As regards the houses, it is contended that the assessee was a co-owner as there was no registered partition deed or a registered deed of dissolution of the partnership, and the transfers were effected by all the members jointly. These facts were not put up before the Taxing Authorities at any time, and as an entirely new case is now sought to be made out, the application cannot be entertained and is dismissed.

7. The first question raised by the assessee is whether he is entitled to raise a question with regard to the determination of loss for the assessment year 1941-42 in the course of proceedings for the assessment year 1942-43 when the loss brought forward from 1941-42 was being set off. A similar question arose in All India Groundnut Syndicate Ltd. v.Commissioner of Income-tax and was answered as below : "It is then urged that inasmuch as the loss was not computed in the relevant year of assessment, there is no right left to the assessee in the assessment year 1948-49. That contention, again, is based upon a misapprehension. The right to claim a relief which the assessee is claiming only arose to the assessee in the assessment year 1948-49 when the assessee had made profits. The fact that the Income-tax Officer has not computed the loss of the earlier years can have no bearing upon right of the assessee which arise in the year 1948-49. There is nothing to prevent the income-tax Officer from computing those losses which the assessee may have incurred earlier and which he has failed to do." In that case the question was as to the effect of the failure of the Income-tax Officer to notify the loss of the previous years as required by section 24 (3) of the Act, but that does not make any difference to the principle enunciated above. No question arose in the assessment year 1941-43. Therefore, what was done in the preceding year does not affect the fight of the assessee to get the amount of the loss which was liable to be carried forward duly determined in the subsequent proceedings. We accordingly answer of the question in the affirmative.

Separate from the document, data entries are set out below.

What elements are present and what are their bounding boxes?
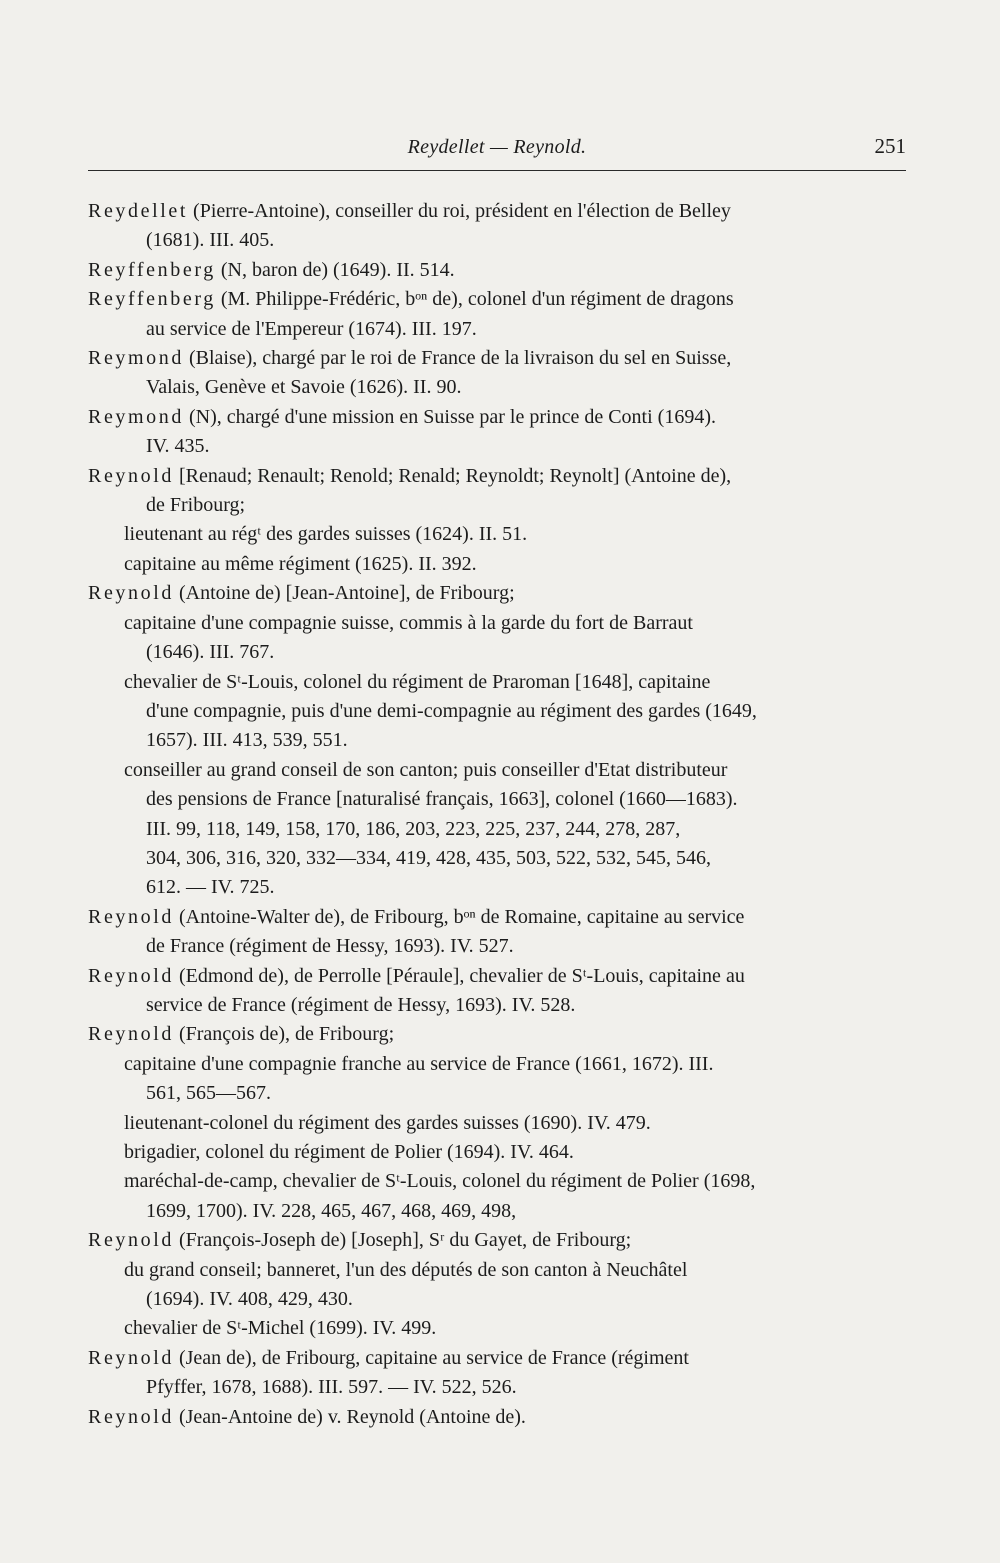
- entry-line: [88, 1256, 906, 1285]
- entry-headline: [88, 197, 906, 226]
- entry-headline: [88, 903, 906, 932]
- entry-text: 304, 306, 316, 320, 332—334, 419, 428, 435, 503, 522, 532, 545, 546,: [146, 846, 711, 869]
- index-entry: [88, 403, 906, 462]
- entry-surname: Reyffenberg: [88, 288, 216, 311]
- entry-surname: Reydellet: [88, 200, 189, 222]
- entry-headline: [88, 344, 906, 373]
- entry-line: [88, 726, 906, 755]
- entry-surname: Reynold: [88, 1229, 174, 1252]
- entry-line: [88, 756, 906, 785]
- index-entry: [88, 256, 906, 285]
- entry-surname: Reymond: [88, 405, 184, 428]
- entry-headline: [88, 285, 906, 314]
- entry-line: [88, 1197, 906, 1226]
- entry-text: (Blaise), chargé par le roi de France de la livraison du sel en Suisse,: [183, 347, 732, 370]
- entry-line: [88, 844, 906, 873]
- entry-text: du grand conseil; banneret, l'un des députés de son canton à Neuchâtel: [124, 1258, 688, 1281]
- entry-headline: [88, 962, 906, 991]
- entry-text: de Fribourg;: [146, 494, 246, 517]
- index-entry: [88, 1344, 906, 1403]
- entry-line: [88, 1314, 906, 1343]
- entry-text: (Edmond de), de Perrolle [Péraule], chevalier de Sᵗ-Louis, capitaine au: [173, 964, 745, 987]
- entry-line: [88, 1050, 906, 1079]
- entry-text: capitaine d'une compagnie franche au service de France (1661, 1672). III.: [124, 1052, 714, 1075]
- entry-text: capitaine au même régiment (1625). II. 392.: [124, 552, 477, 575]
- entry-surname: Reynold: [88, 1346, 174, 1369]
- index-entry: [88, 1403, 906, 1432]
- entry-text: capitaine d'une compagnie suisse, commis à la garde du fort de Barraut: [124, 611, 693, 634]
- entry-text: Pfyffer, 1678, 1688). III. 597. — IV. 522, 526.: [146, 1376, 517, 1399]
- entry-surname: Reynold: [88, 964, 174, 987]
- entry-text: (Jean de), de Fribourg, capitaine au service de France (régiment: [173, 1346, 689, 1369]
- entry-text: des pensions de France [naturalisé français, 1663], colonel (1660—1683).: [146, 788, 738, 811]
- entry-headline: [88, 1344, 906, 1373]
- entry-text: 1699, 1700). IV. 228, 465, 467, 468, 469, 498,: [146, 1199, 517, 1222]
- entry-line: [88, 1167, 906, 1196]
- entry-text: au service de l'Empereur (1674). III. 197.: [146, 317, 477, 340]
- entry-surname: Reynold: [88, 1023, 174, 1046]
- entry-text: 1657). III. 413, 539, 551.: [146, 729, 348, 752]
- entry-text: (Pierre-Antoine), conseiller du roi, président en l'élection de Belley: [188, 200, 731, 222]
- entry-text: brigadier, colonel du régiment de Polier (1694). IV. 464.: [124, 1141, 574, 1163]
- entry-surname: Reynold: [88, 464, 174, 487]
- entry-surname: Reynold: [88, 1405, 174, 1428]
- entry-text: lieutenant-colonel du régiment des gardes suisses (1690). IV. 479.: [124, 1111, 651, 1134]
- entry-text: maréchal-de-camp, chevalier de Sᵗ-Louis, colonel du régiment de Polier (1698,: [124, 1170, 756, 1193]
- entry-line: [88, 1138, 906, 1167]
- entry-text: IV. 435.: [146, 435, 210, 458]
- entry-text: (François de), de Fribourg;: [173, 1023, 395, 1046]
- entry-text: service de France (régiment de Hessy, 1693). IV. 528.: [146, 993, 576, 1016]
- index-entry: [88, 1226, 906, 1344]
- entry-text: (N, baron de) (1649). II. 514.: [215, 258, 455, 281]
- index-entry: [88, 285, 906, 344]
- entry-line: [88, 815, 906, 844]
- running-title: Reydellet — Reynold.: [407, 136, 587, 158]
- index-entry: [88, 903, 906, 962]
- entry-headline: [88, 1403, 906, 1432]
- entry-line: [88, 785, 906, 814]
- index-entry: [88, 197, 906, 256]
- entry-text: conseiller au grand conseil de son canton; puis conseiller d'Etat distributeur: [124, 758, 728, 781]
- entry-text: 561, 565—567.: [146, 1082, 271, 1105]
- entry-headline: [88, 579, 906, 608]
- entry-line: [88, 609, 906, 638]
- entry-text: d'une compagnie, puis d'une demi-compagnie au régiment des gardes (1649,: [146, 699, 757, 722]
- entry-text: III. 99, 118, 149, 158, 170, 186, 203, 223, 225, 237, 244, 278, 287,: [146, 817, 681, 840]
- entry-headline: [88, 462, 906, 491]
- entry-headline: [88, 403, 906, 432]
- entry-line: [88, 226, 906, 255]
- entry-line: [88, 373, 906, 402]
- entry-text: lieutenant au régᵗ des gardes suisses (1624). II. 51.: [124, 523, 528, 546]
- index-entry: [88, 1020, 906, 1226]
- entry-line: [88, 520, 906, 549]
- entry-text: [Renaud; Renault; Renold; Renald; Reynoldt; Reynolt] (Antoine de),: [173, 464, 732, 487]
- entry-text: (François-Joseph de) [Joseph], Sʳ du Gayet, de Fribourg;: [173, 1229, 632, 1252]
- index-entry: [88, 962, 906, 1021]
- entry-line: [88, 873, 906, 902]
- entry-text: Valais, Genève et Savoie (1626). II. 90.: [146, 376, 462, 399]
- entry-surname: Reymond: [88, 347, 184, 370]
- entry-text: chevalier de Sᵗ-Michel (1699). IV. 499.: [124, 1317, 437, 1340]
- index-entries: [88, 197, 906, 1432]
- entry-text: (M. Philippe-Frédéric, bᵒⁿ de), colonel d'un régiment de dragons: [215, 288, 734, 311]
- entry-text: (N), chargé d'une mission en Suisse par le prince de Conti (1694).: [183, 405, 716, 428]
- index-entry: [88, 579, 906, 902]
- entry-line: [88, 697, 906, 726]
- header-rule: [88, 170, 906, 171]
- entry-line: [88, 1079, 906, 1108]
- entry-line: [88, 991, 906, 1020]
- index-entry: [88, 462, 906, 580]
- entry-surname: Reynold: [88, 905, 174, 928]
- entry-text: (1646). III. 767.: [146, 641, 275, 664]
- entry-line: [88, 932, 906, 961]
- entry-headline: [88, 1020, 906, 1049]
- entry-line: [88, 432, 906, 461]
- entry-text: (1681). III. 405.: [146, 229, 275, 252]
- entry-surname: Reynold: [88, 582, 174, 605]
- entry-text: (Antoine de) [Jean-Antoine], de Fribourg;: [173, 582, 515, 605]
- running-head: [88, 134, 906, 168]
- page-number: 251: [874, 134, 906, 158]
- entry-line: [88, 1373, 906, 1402]
- index-entry: [88, 344, 906, 403]
- entry-headline: [88, 1226, 906, 1255]
- entry-line: [88, 315, 906, 344]
- entry-line: [88, 1285, 906, 1314]
- entry-text: (Jean-Antoine de) v. Reynold (Antoine de).: [173, 1405, 526, 1428]
- entry-text: 612. — IV. 725.: [146, 876, 275, 899]
- entry-line: [88, 668, 906, 697]
- entry-line: [88, 550, 906, 579]
- entry-line: [88, 1109, 906, 1138]
- entry-line: [88, 491, 906, 520]
- entry-text: de France (régiment de Hessy, 1693). IV. 527.: [146, 935, 514, 958]
- entry-line: [88, 638, 906, 667]
- entry-text: (1694). IV. 408, 429, 430.: [146, 1288, 353, 1311]
- entry-text: (Antoine-Walter de), de Fribourg, bᵒⁿ de Romaine, capitaine au service: [173, 905, 745, 928]
- entry-headline: [88, 256, 906, 285]
- entry-surname: Reyffenberg: [88, 258, 216, 281]
- entry-text: chevalier de Sᵗ-Louis, colonel du régiment de Praroman [1648], capitaine: [124, 670, 711, 693]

8. As to the question of the assessee whether section 12B of the Act is intra vires the Indian Legislature, his learned counsel admitted that it must be answered in the affirmative in view of the decision of their Lord-ships of the Supreme Court in Navinchandra Mafatlal v.Commissioner of Income-tax, Bombay City. We 9. Coming to the last question of the assessee, namely, whether the profit Rs. 16,400 on the sale of the three houses can be said to be covered by the second proviso to section 12B (1) of the Act, the answer, on the facts on record, must be in the negative. The said proviso exempts the profits or gains from sale of property, only when it has been possessed by the assessee or a parent of his for not less than seven years before the date on which the sale took place. On the facts as stated before the Tribunal, it was right in holding that the houses belonged to a firm which, for purpose of taxation, is a separate entity from the partners constituting it. No case of co-ownership as now sought to be raised was then made out. Nor was it then contended that the profits or gains under the head "Capital gains" were mostly made in the Nizam State. The question about the vires of section 12B (1) or of section 14 (2) (c) so as to cover the profits or gains accruing or arising in Indian States, therefore, does not arise. We accrodingly answer the question in the negative.

10. As regards the question raised in Miscellaneous Civil Case No. 98 of 1954 decided by us to day, for the reasons stated therein we answer the question in the affirmative.